Further, with the fundraising we have done for local community organisations on New Year’s we have gained some wider respect. Lastly, with a heritage that runs back to 1903, people have come to respect us as the oldest living landmark at Coney Island.
Yes, the New Year’s Day Plunge is the highlight of the season, thousands of New Yorkers show up to participate in this annual tradition. It is our gift to New York City, and we receive lots of support from the community to make it possible. But once it is over, the Club enjoys having the beach to ourselves every Sunday, out of the reach of the media. We own that beach in the winter.

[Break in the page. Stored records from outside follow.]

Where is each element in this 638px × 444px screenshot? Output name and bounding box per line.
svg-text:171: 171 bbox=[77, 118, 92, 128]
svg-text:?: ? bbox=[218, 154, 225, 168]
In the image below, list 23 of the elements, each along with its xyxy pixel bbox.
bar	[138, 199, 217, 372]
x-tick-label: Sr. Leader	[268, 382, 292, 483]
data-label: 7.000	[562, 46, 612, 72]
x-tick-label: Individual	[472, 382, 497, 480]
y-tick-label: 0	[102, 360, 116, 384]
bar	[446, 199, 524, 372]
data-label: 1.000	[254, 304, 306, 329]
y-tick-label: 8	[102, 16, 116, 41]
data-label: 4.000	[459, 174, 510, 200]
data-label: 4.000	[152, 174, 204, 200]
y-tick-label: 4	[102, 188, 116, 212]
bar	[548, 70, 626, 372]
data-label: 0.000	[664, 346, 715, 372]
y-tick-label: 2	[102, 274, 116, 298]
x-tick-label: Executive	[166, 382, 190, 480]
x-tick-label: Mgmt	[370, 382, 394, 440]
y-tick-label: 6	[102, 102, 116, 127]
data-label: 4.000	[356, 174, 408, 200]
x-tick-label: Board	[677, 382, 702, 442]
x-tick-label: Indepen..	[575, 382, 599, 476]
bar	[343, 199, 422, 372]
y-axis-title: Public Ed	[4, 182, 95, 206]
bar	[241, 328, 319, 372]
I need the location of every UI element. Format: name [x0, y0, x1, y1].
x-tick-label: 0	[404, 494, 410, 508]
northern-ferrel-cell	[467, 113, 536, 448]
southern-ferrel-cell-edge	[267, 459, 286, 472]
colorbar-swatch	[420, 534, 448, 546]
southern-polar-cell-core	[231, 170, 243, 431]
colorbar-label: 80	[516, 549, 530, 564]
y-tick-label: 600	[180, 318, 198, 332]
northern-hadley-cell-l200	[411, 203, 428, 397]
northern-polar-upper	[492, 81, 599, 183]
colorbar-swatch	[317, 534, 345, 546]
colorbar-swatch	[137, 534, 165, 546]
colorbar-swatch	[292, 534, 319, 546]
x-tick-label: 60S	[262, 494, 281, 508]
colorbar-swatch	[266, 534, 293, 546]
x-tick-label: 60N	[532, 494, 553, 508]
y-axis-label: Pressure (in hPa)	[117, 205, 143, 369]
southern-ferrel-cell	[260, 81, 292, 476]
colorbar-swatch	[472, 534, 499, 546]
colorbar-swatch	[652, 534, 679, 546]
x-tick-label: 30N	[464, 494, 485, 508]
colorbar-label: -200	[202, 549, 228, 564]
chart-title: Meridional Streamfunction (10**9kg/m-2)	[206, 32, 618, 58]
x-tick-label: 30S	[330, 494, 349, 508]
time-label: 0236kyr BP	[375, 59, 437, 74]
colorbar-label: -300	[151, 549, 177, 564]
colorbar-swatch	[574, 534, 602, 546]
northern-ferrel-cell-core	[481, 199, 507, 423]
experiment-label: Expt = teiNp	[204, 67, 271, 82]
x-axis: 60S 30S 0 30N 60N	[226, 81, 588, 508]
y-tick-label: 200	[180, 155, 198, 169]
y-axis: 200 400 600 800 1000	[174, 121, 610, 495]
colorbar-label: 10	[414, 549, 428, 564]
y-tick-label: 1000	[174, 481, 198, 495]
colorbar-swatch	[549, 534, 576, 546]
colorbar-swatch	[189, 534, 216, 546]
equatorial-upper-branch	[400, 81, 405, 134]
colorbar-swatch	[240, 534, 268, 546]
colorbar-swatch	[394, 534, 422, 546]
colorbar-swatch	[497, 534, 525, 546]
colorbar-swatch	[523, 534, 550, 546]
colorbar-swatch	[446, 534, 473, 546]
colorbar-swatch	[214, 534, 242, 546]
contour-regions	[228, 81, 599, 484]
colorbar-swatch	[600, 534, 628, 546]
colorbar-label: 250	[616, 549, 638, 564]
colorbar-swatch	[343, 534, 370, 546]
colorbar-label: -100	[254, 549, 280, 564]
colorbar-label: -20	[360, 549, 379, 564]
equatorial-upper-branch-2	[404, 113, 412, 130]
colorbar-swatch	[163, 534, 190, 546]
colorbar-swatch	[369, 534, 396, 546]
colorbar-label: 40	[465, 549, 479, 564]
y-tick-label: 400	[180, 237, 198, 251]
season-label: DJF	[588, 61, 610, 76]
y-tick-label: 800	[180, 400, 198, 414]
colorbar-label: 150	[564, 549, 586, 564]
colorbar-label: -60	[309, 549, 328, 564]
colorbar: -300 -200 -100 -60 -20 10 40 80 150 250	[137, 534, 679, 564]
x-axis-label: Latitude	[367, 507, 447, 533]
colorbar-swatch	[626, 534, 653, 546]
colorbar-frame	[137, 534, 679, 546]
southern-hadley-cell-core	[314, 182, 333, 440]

We generally always swim in the same location, the jetty in front of the NY Aquarium. Our swims average around 10 minutes, sometimes shorter if it is deep February and that wind is howling, or longer on a calm day when the sun is out. We have our rituals, which have been in place for the 35 years in which I have been associated with the Club. They may sound silly, but over the years I have learned how important they are to our cohesion as a Club. They structure our time together and set our activities apart from the rest of our normal activities. We walk down to the beach promptly at 1pm every Sunday. We form a circle and do some jumping-jacks accompanied by a chant that differs every week to establish a cadence. Then it’s into the water. Once everyone is in, we form a huge circle (again, up to 100 participants each week) holding hands. I guess this is when all these diverse weirdos bond. Then it is an open swim. We do not make this a competitive exercise; this isn’t about who is more macho or who can stay in longer and suffer the most. Everyone is free to get out when they choose, there is no shame. We do this for fun, and I tell first timers to stay in as long as they enjoy it. If it isn’t fun, get the hell out and find something that is fun. This isn’t about suffering.
After, people go back to our clubhouse and dry off and change. There is no prescribed ritual after this, although it is common for various people to congregate somewhere for hot soup, coffee, pizza or a beer after we’re done swimming.
“We walk down to the beach promptly at 1pm every Sunday. We form a circle and do some jumping-jacks accompanied by a chant that differs every week to establish a cadence. Then it’s into the water. Once everyone is in, we form a huge circle, holding hands. I guess this is when all these diverse weirdos bond.”
That’s a good question. I think there is something about the activity, it is extremely intense, it is sheer immediacy and an experience like no other. That’s what keeps me coming back. I think that everyone in the Club also loves the weirdness that is Coney Island, it’s not for everyone.
I get asked this a lot. To be honest, there is little to distinguish one swim from another over the years. It’s you and the ocean. Sometimes there is more wind, less sun, much colder, a little warmer, bigger waves, smaller waves, sometimes fog, sometimes brutal rain, sometimes snow. I overheard one of our members once saying “it never disappoints.” I think that sums it all up. That said, more than once, as we circled up on the beach to do our jumping-jacks, we have had proposals for marriage occur. I think that is a testimony to the role the club has in the emotional lives of our members.